The studio evolved rapidly after the war and the number of employees grew. At most, a total of about 50 people were involved in the business. The number of designers and artists employees amounted to about 15 to 20 including Wilhelm Kåge, Stig Lindberg Berndt Friberg, Anders Bruno Liljefors, Bengt Berglund and Sven Wejsfelt

The studio was closed in connection with the closing of household porcelain factory in 1993.

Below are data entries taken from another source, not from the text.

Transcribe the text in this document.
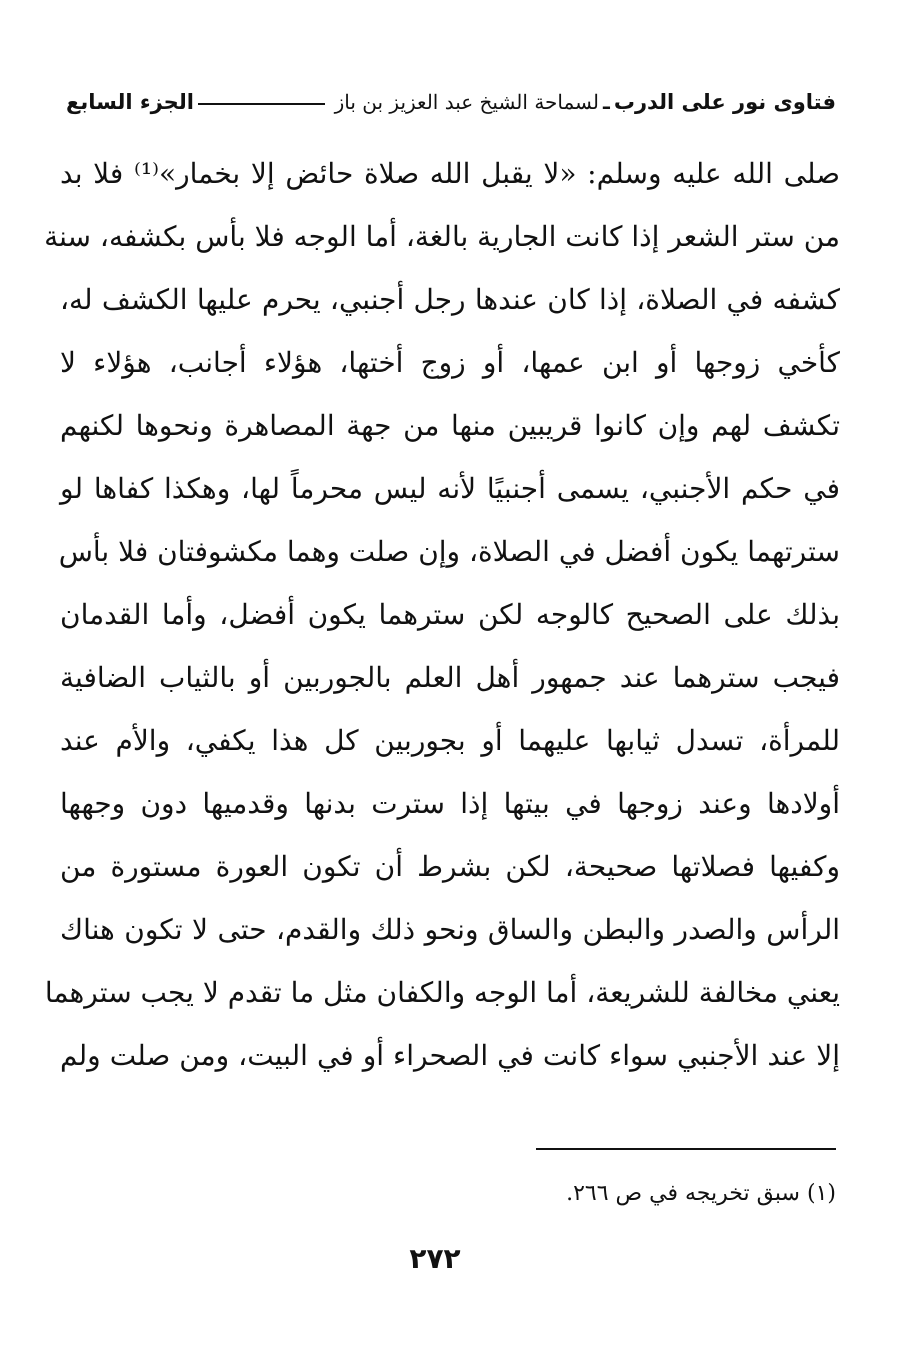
فتاوى نور على الدرب
ـ
لسماحة الشيخ عبد العزيز بن باز
الجزء السابع
صلى الله عليه وسلم: «لا يقبل الله صلاة حائض إلا بخمار»⁽¹⁾ فلا بد
من ستر الشعر إذا كانت الجارية بالغة، أما الوجه فلا بأس بكشفه، سنة
كشفه في الصلاة، إذا كان عندها رجل أجنبي، يحرم عليها الكشف له،
كأخي زوجها أو ابن عمها، أو زوج أختها، هؤلاء أجانب، هؤلاء لا
تكشف لهم وإن كانوا قريبين منها من جهة المصاهرة ونحوها لكنهم
في حكم الأجنبي، يسمى أجنبيًا لأنه ليس محرماً لها، وهكذا كفاها لو
سترتهما يكون أفضل في الصلاة، وإن صلت وهما مكشوفتان فلا بأس
بذلك على الصحيح كالوجه لكن سترهما يكون أفضل، وأما القدمان
فيجب سترهما عند جمهور أهل العلم بالجوربين أو بالثياب الضافية
للمرأة، تسدل ثيابها عليهما أو بجوربين كل هذا يكفي، والأم عند
أولادها وعند زوجها في بيتها إذا سترت بدنها وقدميها دون وجهها
وكفيها فصلاتها صحيحة، لكن بشرط أن تكون العورة مستورة من
الرأس والصدر والبطن والساق ونحو ذلك والقدم، حتى لا تكون هناك
يعني مخالفة للشريعة، أما الوجه والكفان مثل ما تقدم لا يجب سترهما
إلا عند الأجنبي سواء كانت في الصحراء أو في البيت، ومن صلت ولم
(١) سبق تخريجه في ص ٢٦٦.
٢٧٢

Stig Lindberg was Gustavsberg’s most profitable designer

Stig Lindberg is Gustavsberg’s most renowned designer and without him, the factory would probably not survive during the economic crisis in the 1940s. In 1948, Stig Lindberg succeeded Wilhelm Kage as the artistic director. He had this role between 1948-1957 and 1971-1980. His most famous work includes faience series as Domino, Figurine and Carnival, dinnerware as Berså, Spisa Ribb, Terma, Adam, Coq and Birka and his unique, beautiful and quirky art stoneware. He was also responsible for recruiting Lisa Larson to the factory.

Gustavsberg today

Today, Gustavsberg AB manufactures sanitary ware such as toilets, sinks and faucets and is a subsidiary of the German company Villeroy & Boch. The HushållsPorslinsFabriken (Household Porcelain Factory) which has been in continuous operation since 1825. In 1996 some of the employees became owners. The factory, which is the only porcelain factory in Sweden uses the well-known anchor tag, production year and "Made by Gustavsberg Sweden" as their mark.